Isso tudo dependerá de suas idéias anteriores para aceitar as novas propostas, assim como também se tornará a nova idéia como sua, seja total ou parcial, se válida na sua particularidade ou universalidade, esta se processará dentro de si, pois o crescimento processa-se pela inferência. Recebemos as informações de fora, comparamos com as nossas e, numa ação reflexa, aceitamos como uma resposta à nossa necessidade de procurar a autoconsciência ou deixá-la de lado para, talvez mais tarde, voltarmos a pensar na questão, ou abandoná-la completamente.
Dentro desse processo crítico, surgem novos julgamentos quanto à subjetividade individual ou social que enfrentamos, e até quando tentaremos entender a nós mesmos dentro da realidade que se apresenta?
Tudo isso traz o homem até a razão, a despeito de sua existência ou não, de sua validade ou não, como fonte de todas as convicções e possibilidades de raciocínio. Resta-nos a pergunta: Em que nos baseamos interiormente para formar essa visão? Como se formam estas estruturas de pensamento e se realmente somos capazes de tais pensamentos. Ainda são questões que precisamos meditar muito, pois qualquer reivindicação extrema, seja radical ou universal, precisaria de um respaldo que a própria reivindicação parece negar. O mais leve julgamento sobre a expressão de nosso ponto de vista rebate-nos a própria aplicação do próprio julgamento.
Se o julgamento for relativo ou condicional tendemos a cair na subjetividade, o que invalidaria a idéias-fonte, pois se baseia na objetividade sendo verdadeira, se subjetiva não sustentaria nada objetivo, sendo ela objetivamente falsa.
Estamos constantemente recebendo informações, idéias, conceitos e novos pensamentos, que submetidos à nossa usina interior, vai transformando elementos que, por mais simples ou complexos, através do processo contínuo de pensar, desenvolve uma matéria elaborada. Cabe-nos aproveitá-la na próxima etapa, que servirá de parâmetro para outras. Mesmo a mais incoerente idéia traz para o homem um atrativo indescritível. Na verdade é inerente ao ser humano o pensar. Isso o atrai e impulsiona como o combustível move as máquinas, fazendo-as úteis, validas, necessárias. A partir desse processo, elaboramos convicções que vão sendo colocadas, expostas a julgamentos, particulares ou universais, mas sempre comparadas à nossa razão primeira que defendemos, até que outra idéia nova venha nos trazer uma concepção diferente, aceitável, assumida total ou parcialmente de acordo como idéia que até então nos sustentava.

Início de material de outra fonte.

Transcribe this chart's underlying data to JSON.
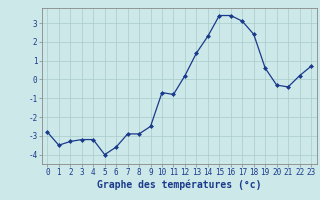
{
  "x": [
    0,
    1,
    2,
    3,
    4,
    5,
    6,
    7,
    8,
    9,
    10,
    11,
    12,
    13,
    14,
    15,
    16,
    17,
    18,
    19,
    20,
    21,
    22,
    23
  ],
  "y": [
    -2.8,
    -3.5,
    -3.3,
    -3.2,
    -3.2,
    -4.0,
    -3.6,
    -2.9,
    -2.9,
    -2.5,
    -0.7,
    -0.8,
    0.2,
    1.4,
    2.3,
    3.4,
    3.4,
    3.1,
    2.4,
    0.6,
    -0.3,
    -0.4,
    0.2,
    0.7
  ],
  "line_color": "#1a3a8c",
  "marker": "D",
  "marker_size": 2.0,
  "background_color": "#cce8e8",
  "grid_color": "#aacccc",
  "xlabel": "Graphe des températures (°c)",
  "xlabel_fontsize": 7.0,
  "ylim": [
    -4.5,
    3.8
  ],
  "yticks": [
    -4,
    -3,
    -2,
    -1,
    0,
    1,
    2,
    3
  ],
  "xticks": [
    0,
    1,
    2,
    3,
    4,
    5,
    6,
    7,
    8,
    9,
    10,
    11,
    12,
    13,
    14,
    15,
    16,
    17,
    18,
    19,
    20,
    21,
    22,
    23
  ],
  "tick_fontsize": 5.5,
  "tick_color": "#1a3a8c",
  "label_color": "#1a3a8c",
  "spine_color": "#888888",
  "linewidth": 0.9
}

Sermos críticos faz-nos universais, pois como dizia Tolstoi, “Quem não conhece sua aldeia jamais será universal”. Apesar de sermos universos particulares, fazemos parte de outro universo, onde somos atingidos a cada instante através do pensamento, a cada instante criticamos e questionamos tudo e todos. Inicia-se o circulo, pensar-analisar-elaborar conceitos. Dependendo de nossos julgamentos, crenças, discernimento e bagagem intelectual, o produto final será aceito ou rejeitado pelo ser pensante. Sem contar com o resultado de nossa experiência, existe a possibilidade de uma nova idéia explicada dentro de um raciocínio até então inatacável ou uma forma confiável de estender a razão a outro domínio como a estética ou a ética.

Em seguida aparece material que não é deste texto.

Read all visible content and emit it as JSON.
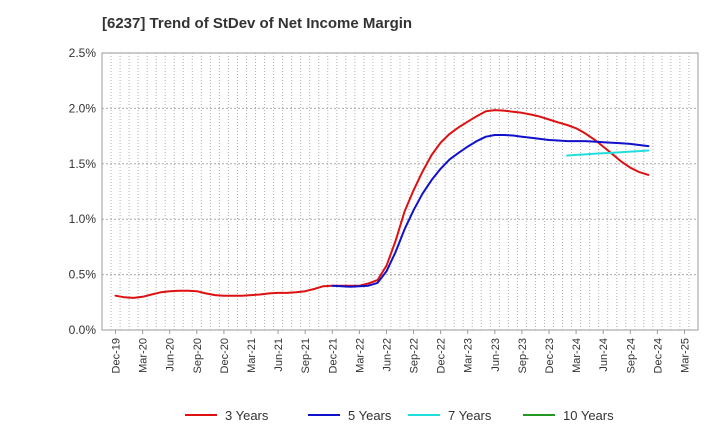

Kant estabelece uma divisão dentro do raciocínio, ou seja, a massa de nossas formas de raciocínio, aplicadas somente ao mundo como aparece para nós. A outra idéia, cuja nossa natureza objetiva, nossa razão não nos pode dizer nada, incluindo a nós mesmos enquanto situados em nós mesmos, ou seja, será que conhecemos nossas próprias intenções? Trabalhamos em concurso das mesmas? Isso nos comprometeria em relação à separação das idéias, à razão e à certeza absoluta em detrimento à universalidade. É preciso haver julgamentos assumidos por nós como corretos, ou não poderemos andar em nenhuma direção, pois nossa idéia primordial a respeito do mundo existente e mutável tem a função de leme, nos proporcionando direção e sentido para navegarmos ao infinito. É claro, caberá sempre uma revisão. Não há regras, intransigência é o navegar em frente, apesar das tempestades desafiadoras das objetividades.
Para ilustrar melhor toda essa argumentação, colocarei algumas idéias construídas a partir do filme Quem somos nós. “No início havia apenas o vazio, com possibilidades infinitas”. Esta idéia demonstra exatamente o campo ao qual estamos inseridos para reflexão. Podemos não só construir, discutir e transformar os conceitos existentes. Permite as possibilidades de transformar as opiniões criadas e modificá-las dentro de uma reflexão lógica.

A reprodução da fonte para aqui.